(Oxford University Press, 2024) Iturbe Sanz, Pablo; San Martín Bernal, Álvaro; Hamamoto, Hiroshi; Marcet Houben, Marina; Galbaldón, Toni; Solano Goñi, Cristina; Lasa Uzcudun, Íñigo; Ciencias de la Salud; Osasun Zientziak; Universidad Pública de Navarra / Nafarroako Unibertsitate Publikoa
Bacteria synchronize the expression of genes with related functions by organizing genes into operons so that they are cotranscribed
together in a single polycistronic messenger RNA. However, some cellular processes may benefit if the simultaneous production of the
operon proteins coincides with the inhibition of the expression of an antagonist gene. To coordinate such situations, bacteria have
evolved noncontiguous operons (NcOs), a subtype of operons that contain one or more genes that are transcribed in the opposite
direction to the other operon genes. This structure results in overlapping transcripts whose expression is mutually repressed. The
presence of NcOs cannot be predicted computationally and their identification requires a detailed knowledge of the bacterial transcriptome. In this study, we used direct RNA sequencing methodology to determine the NcOs map in the Staphylococcus aureus genome.

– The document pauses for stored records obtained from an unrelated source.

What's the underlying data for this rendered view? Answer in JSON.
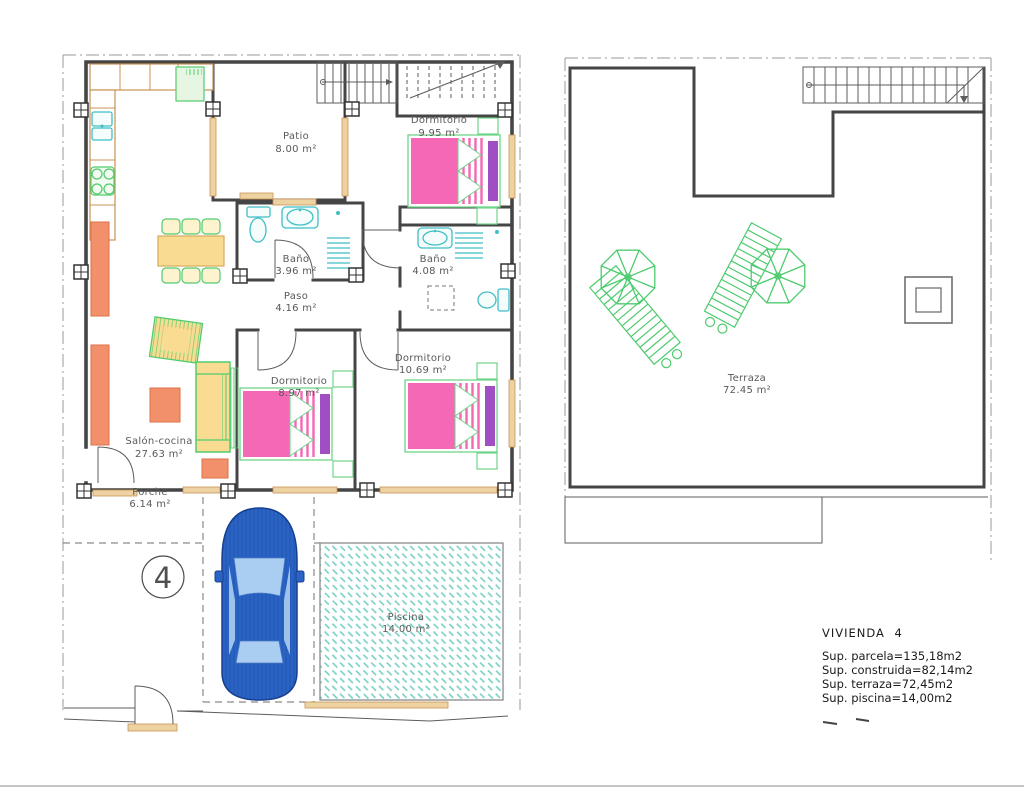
{
  "ground_floor": {
    "plot_number": "4",
    "rooms": [
      {
        "name": "Patio",
        "area": "8.00 m²"
      },
      {
        "name": "Dormitorio",
        "area": "9.95 m²"
      },
      {
        "name": "Baño",
        "area": "3.96 m²"
      },
      {
        "name": "Baño",
        "area": "4.08 m²"
      },
      {
        "name": "Paso",
        "area": "4.16 m²"
      },
      {
        "name": "Dormitorio",
        "area": "8.97 m²"
      },
      {
        "name": "Dormitorio",
        "area": "10.69 m²"
      },
      {
        "name": "Salón-cocina",
        "area": "27.63 m²"
      },
      {
        "name": "Porche",
        "area": "6.14 m²"
      },
      {
        "name": "Piscina",
        "area": "14.00 m²"
      }
    ]
  },
  "roof_plan": {
    "rooms": [
      {
        "name": "Terraza",
        "area": "72.45 m²"
      }
    ]
  },
  "summary": {
    "title": "VIVIENDA 4",
    "lines": [
      "Sup. parcela=135,18m2",
      "Sup. construida=82,14m2",
      "Sup. terraza=72,45m2",
      "Sup. piscina=14,00m2"
    ]
  },
  "colors": {
    "wall": "#454545",
    "wood_tan": "#eed3a2",
    "furniture_green": "#52cc6e",
    "fixture_teal": "#3fbfc5",
    "bed_pink": "#f468b5",
    "pillow_purple": "#a04ec4",
    "furniture_yellow": "#f9dc92",
    "furniture_orange": "#f2906b",
    "car_blue": "#2b63c4",
    "pool_teal": "#76cfc5"
  }
}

We detected the presence of 18 NcOs in the genome of S. aureus and four in the genome of the lysogenic prophage 80α. The identified
NcOs comprise genes involved in energy metabolism, metal acquisition and transport, toxin–antitoxin systems, and control of the
phage life cycle. Using the menaquinone operon as a proof of concept, we show that disarrangement of the NcO architecture results
in a reduction of bacterial fitness due to an increase in menaquinone levels and a decrease in the rate of oxygen consumption. Our
study demonstrates the significance of NcO structures in bacterial physiology and emphasizes the importance of combining operon
maps with transcriptomic data to uncover previously unnoticed functional relationships between neighbouring genes.